Par Afrikipresse
Désormais en Côte d’Ivoire, et jusqu’à nouvel ordre, aucun procureur ou magistrat de siège ne peut – sans avoir eu l’aval de la hiérarchie, à savoir le garde de sceaux, ministre de la justice – autoriser un huissier de justice à recourir à l’assistance de la force publique (police et gendarmerie) pour l’exécution d’une décision de justice contre une banque ou un établissement financier.
En d’autres mots, si une banque est condamnée à payer de l’argent à un tiers, celui-ci ne peut avoir le secours de la force publique tant que le ministre de la justice ne donne pas son accord, à la place des juges et des tribunaux.
Comment en est-on arrivé à cette situation ?
Selon les informations recueillies, le «scandale» est venu par la faute d’un huissier de justice qui s’est rendu dans une banque de la place pour accéder aux caisses avec l’aide d’agents des forces de l’ordre, pour exécuter une décision de justice.
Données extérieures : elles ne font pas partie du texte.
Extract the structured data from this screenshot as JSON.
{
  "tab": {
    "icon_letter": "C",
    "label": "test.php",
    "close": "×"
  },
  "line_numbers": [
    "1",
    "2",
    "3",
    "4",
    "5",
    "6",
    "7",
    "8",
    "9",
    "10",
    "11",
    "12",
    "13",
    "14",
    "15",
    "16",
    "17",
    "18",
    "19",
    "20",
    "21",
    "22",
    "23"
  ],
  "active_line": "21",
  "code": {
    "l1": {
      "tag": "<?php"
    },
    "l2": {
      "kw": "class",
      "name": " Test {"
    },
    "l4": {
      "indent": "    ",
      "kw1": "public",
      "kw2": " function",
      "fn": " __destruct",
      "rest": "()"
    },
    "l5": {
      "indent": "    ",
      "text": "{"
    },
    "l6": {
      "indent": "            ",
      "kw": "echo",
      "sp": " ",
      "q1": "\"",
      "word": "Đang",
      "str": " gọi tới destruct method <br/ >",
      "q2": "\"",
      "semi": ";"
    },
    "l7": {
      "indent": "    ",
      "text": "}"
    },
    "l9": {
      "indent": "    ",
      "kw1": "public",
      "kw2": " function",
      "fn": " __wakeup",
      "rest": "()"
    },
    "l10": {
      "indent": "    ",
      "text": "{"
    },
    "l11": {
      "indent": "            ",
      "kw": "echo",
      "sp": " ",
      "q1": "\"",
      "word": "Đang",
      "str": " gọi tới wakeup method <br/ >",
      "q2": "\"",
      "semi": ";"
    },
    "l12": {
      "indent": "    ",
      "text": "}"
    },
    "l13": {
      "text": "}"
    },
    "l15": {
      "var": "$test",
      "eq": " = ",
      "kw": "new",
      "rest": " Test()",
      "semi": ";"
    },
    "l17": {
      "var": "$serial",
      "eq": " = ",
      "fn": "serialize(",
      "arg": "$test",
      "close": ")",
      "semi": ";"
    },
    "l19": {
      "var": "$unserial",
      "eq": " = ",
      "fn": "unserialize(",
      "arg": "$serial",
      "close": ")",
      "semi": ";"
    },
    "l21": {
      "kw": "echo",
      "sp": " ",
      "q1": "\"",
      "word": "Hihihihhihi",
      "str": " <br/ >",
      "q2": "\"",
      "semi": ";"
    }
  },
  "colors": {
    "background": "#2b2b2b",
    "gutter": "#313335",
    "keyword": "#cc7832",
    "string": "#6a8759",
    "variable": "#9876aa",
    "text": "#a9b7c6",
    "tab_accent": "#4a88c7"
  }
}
Muni de la grosse de justice, il a accédé aux caisses, et à l’aide des armes qui tenaient en respect les agents de la banque, l’huissier de justice a compté billet par billet, les sommes disponibles et s’est servi en application de la décision de justice, après avoir subi des refus répétés de la banque, d’appliquer la décision rendue par le tribunal.
Par la suite, les banques ont protesté auprès de la présidence ivoirienne qui a saisi via le banquier Thierry Tanoh qui y est chargé des questions financières et économiques, le ministère de la justice.
C’est alors que le 15 avril 2016, le ministre Sansan Kambilé a adressé aux procureurs généraux, aux magistrats et à tous les acteurs sous sa tutelle, une circulaire dénonçant cette manière d’agir de certains huissiers susceptible de troubler l’ordre public d’une part, et d’autre part enjoignant ses collaborateurs à solliciter son avis et son accord, avant d’autoriser toute exécution de justice, à l’encontre d’une banque , dans le cadre de leur mission d’assistance aux auxiliaires de justice, requis pour l’application des décisions arrêtées par les tribunaux.
Si cette circulaire a apaisé les banques qui ont reçu une ampliation de la part du ministère, elle déplaît fortement aussi bien au sein du corps judiciaire, qu’au sein des opérateurs économiques qui estiment que lorsqu’il s’agit de défendre leurs propres intérêts, les banques sont moins regardantes et n’autorisent aucune immixtion de l’autorité administrative dans l’exécution des décisions de recouvrement de créances.
Des opérateurs économiques ont déjà trouvé la parade, à travers la saisie des tiers détenteurs ou débiteurs des banques locales : à défaut d’aller faire une saisie sur les comptes ou dans les locaux même d’une banque, ils saisissent les comptes bancaires d’opérateurs économiques qui doivent aux banques, afin que l’argent leur soit reversé au détriment de la banque.
Ces opérateurs économiques souhaitent le retrait de la circulaire du garde des Sceaux et appellent par ailleurs à une réforme sur la question, en donnant notamment l’exemple de la France, où en cas de litige de ce genre, la banque de France est saisie à l’effet d’aider à faire exécuter volontairement, ou de force en cas de refus, les décisions de justice prise à l’encontre des banques.
Ils constatent que dans l’espace UEMOA, il n’est pas possible de recourir à la Bceao pour ce genre d’assistance. En Côte d’Ivoire, l’un des plus gros dossiers d’exécution de décision de justice contre une banque, reste l’affaire Sgbci-Zaher Nagib, qui avait défrayé la chronique au début du mandat de l’ex président Laurent Gbagbo, en 2000.